The light that shines on the good and the bad, the positive and the negative, renders its judgment.  It reveals how things are in this moment, in the now and already.  And this is the same sort of language Jesus uses when he speaks of those who are condemned already.  And I think Jesus is stressing the crisis of now that comes from the light.  When the light shines, when God’s love strikes us, a crisis ensues and judgments are rendered.  But, and here’s the critical thing, Jesus does not say that such judgments are final.
Nicodemus, remember him, comes to Jesus in the dark of night, hiding from the bright light of God’s love.  He cannot seem to make sense of Jesus or believe the things Jesus tells him.  He cannot come into the light, and he simply evaporates into the darkness, disappearing from our reading without a sound.  According to Jesus’ own words, he is condemned already.  But this is not the last time Nick appears in John’s gospel.  His final appearance is in broad daylight, when Jesus dies on the cross and Joseph of Arimathea comes to ask Pilate for the body.  John’s gospel tells us, Nicodemus, who had at first come to Jesus by night, also came, bringing a mixture of myrrh and aloes, weighing almost a hundred pounds.

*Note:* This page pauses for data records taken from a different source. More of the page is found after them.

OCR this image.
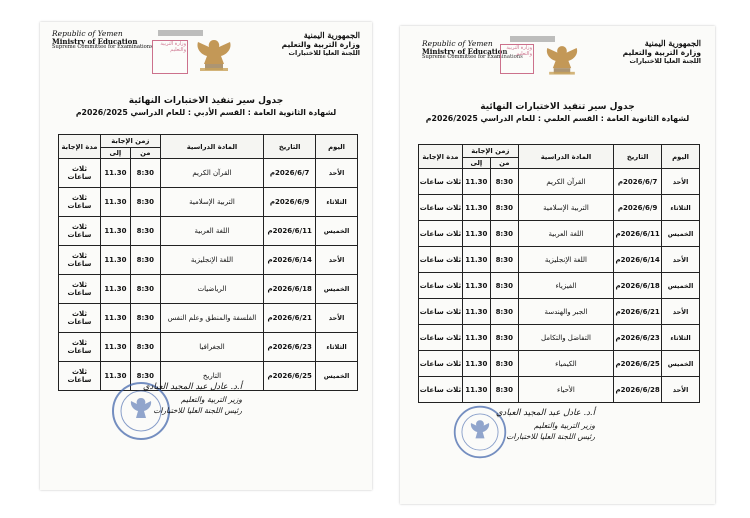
Republic of Yemen
Ministry of Education
Supreme Committee for Examinations
وزارة التربية والتعليم
الجمهورية اليمنية
وزارة التربية والتعليم
اللجنة العليا للاختبارات
جدول سير تنفيذ الاختبارات النهائية
لشهادة الثانوية العامة : القسم الأدبي : للعام الدراسي 2026/2025م
اليوم	التاريخ	المادة الدراسية	زمن الإجابة		مدة الإجابة
			من	إلى	
الأحد	2026/6/7م	القرآن الكريم	8:30	11.30	ثلاث ساعات
الثلاثاء	2026/6/9م	التربية الإسلامية	8:30	11.30	ثلاث ساعات
الخميس	2026/6/11م	اللغة العربية	8:30	11.30	ثلاث ساعات
الأحد	2026/6/14م	اللغة الإنجليزية	8:30	11.30	ثلاث ساعات
الخميس	2026/6/18م	الرياضيات	8:30	11.30	ثلاث ساعات
الأحد	2026/6/21م	الفلسفة والمنطق وعلم النفس	8:30	11.30	ثلاث ساعات
الثلاثاء	2026/6/23م	الجغرافيا	8:30	11.30	ثلاث ساعات
الخميس	2026/6/25م	التاريخ	8:30	11.30	ثلاث ساعات
أ.د. عادل عبد المجيد العبادي
وزير التربية والتعليم
رئيس اللجنة العليا للاختبارات
Republic of Yemen
Ministry of Education
Supreme Committee for Examinations
وزارة التربية والتعليم
الجمهورية اليمنية
وزارة التربية والتعليم
اللجنة العليا للاختبارات
جدول سير تنفيذ الاختبارات النهائية
لشهادة الثانوية العامة : القسم العلمي : للعام الدراسي 2026/2025م
اليوم	التاريخ	المادة الدراسية	زمن الإجابة		مدة الإجابة
			من	إلى	
الأحد	2026/6/7م	القرآن الكريم	8:30	11.30	ثلاث ساعات
الثلاثاء	2026/6/9م	التربية الإسلامية	8:30	11.30	ثلاث ساعات
الخميس	2026/6/11م	اللغة العربية	8:30	11.30	ثلاث ساعات
الأحد	2026/6/14م	اللغة الإنجليزية	8:30	11.30	ثلاث ساعات
الخميس	2026/6/18م	الفيزياء	8:30	11.30	ثلاث ساعات
الأحد	2026/6/21م	الجبر والهندسة	8:30	11.30	ثلاث ساعات
الثلاثاء	2026/6/23م	التفاضل والتكامل	8:30	11.30	ثلاث ساعات
الخميس	2026/6/25م	الكيمياء	8:30	11.30	ثلاث ساعات
الأحد	2026/6/28م	الأحياء	8:30	11.30	ثلاث ساعات
أ.د. عادل عبد المجيد العبادي
وزير التربية والتعليم
رئيس اللجنة العليا للاختبارات
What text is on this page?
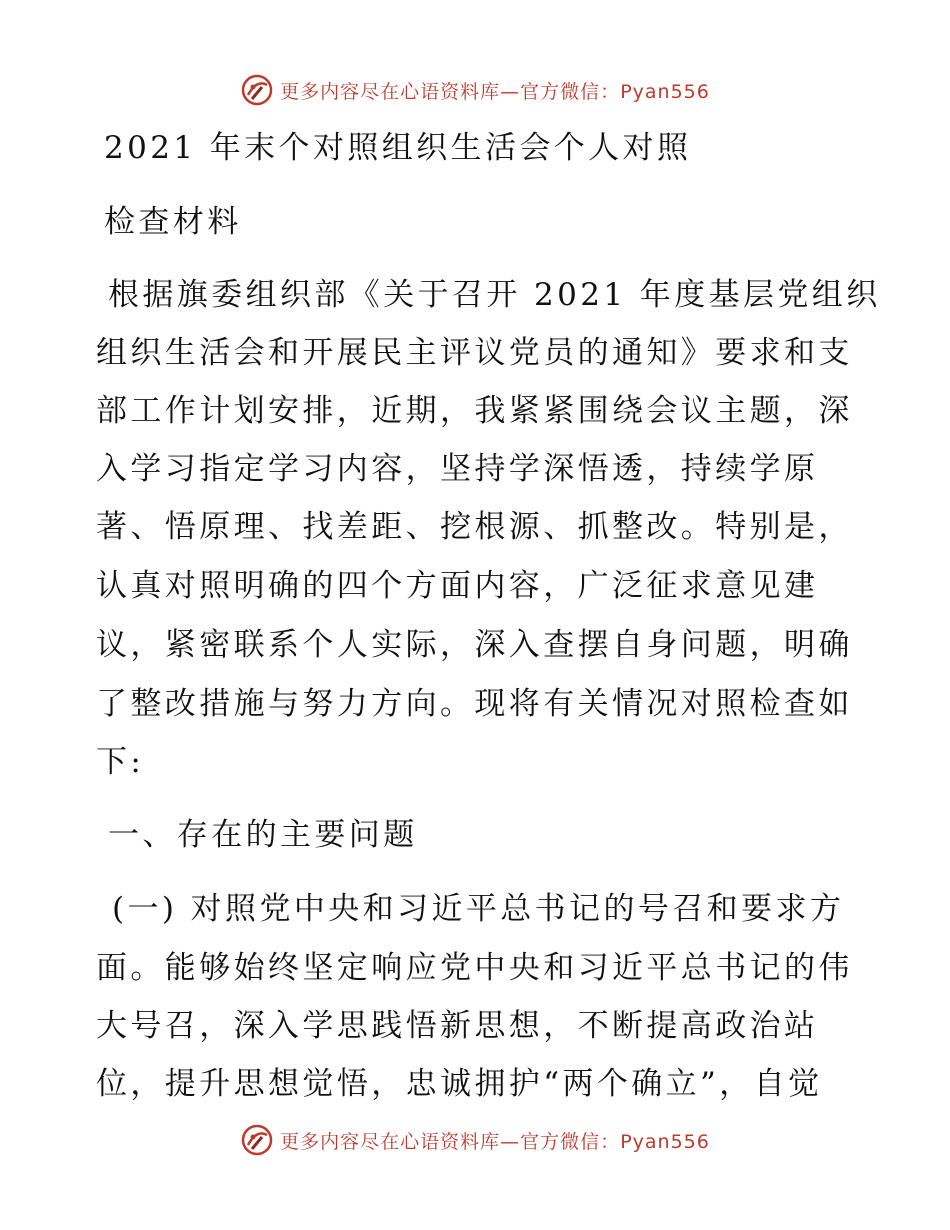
更多内容尽在心语资料库—官方微信：Pyan556
2021 年末个对照组织生活会个人对照
检查材料
根据旗委组织部《关于召开 2021 年度基层党组织
组织生活会和开展民主评议党员的通知》要求和支
部工作计划安排，近期，我紧紧围绕会议主题，深
入学习指定学习内容，坚持学深悟透，持续学原
著、悟原理、找差距、挖根源、抓整改。特别是，
认真对照明确的四个方面内容，广泛征求意见建
议，紧密联系个人实际，深入查摆自身问题，明确
了整改措施与努力方向。现将有关情况对照检查如
下:
一、存在的主要问题
(一) 对照党中央和习近平总书记的号召和要求方
面。能够始终坚定响应党中央和习近平总书记的伟
大号召，深入学思践悟新思想，不断提高政治站
位，提升思想觉悟，忠诚拥护“两个确立”，自觉
更多内容尽在心语资料库—官方微信：Pyan556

Nicodemus, not one of the believers, who preferred darkness to light, is still somehow drawn to the cross, and ends up helping give Jesus a decent, even extravagant burial. 
God so loved the world, the very world that struggles so hard against God.  But when the light of God’s love shines on the world, on us, it reveals us for who we truly are.  For most of us, that’s a mixed bag.  Some things about us we don’t mind bringing out into the light, but there’s plenty about us, about our families, our communities, and our church, that we would just as soon keep hidden. 
When the light of God’s self-giving love, a love that would endure the cross, shines on us, it reveals how selfish and unloving we can be, how we reserve our love for a select few, how we expect our churches to serve us rather than sacrifice themselves for the world.  When God’s love shines on us, we are judged, and in the moment, the now, the already, some of those judgments are not pretty.
But the now, the already, is not the future.  It was not Nicodemus’ future.  It is not your or my future.  It is not Boulevard Presbyterian’s future.  And it most certainly is not God’s future, that new day that draws near to us in Jesus.  And the cross of Jesus draws us toward that new future, a future not bound by the now or the already, not bound by our failings, our shortcomings, or our timid faith, a future not bound by current judgments.  At the cross, we meet a love so powerful that it can transform who we are and what our future will be.  God’s love turns weeping to dancing, darkness to light,  judgment into hope, endings into new beginnings, and the death of  “condemned already” into glorious eternal life.   Thanks be to God!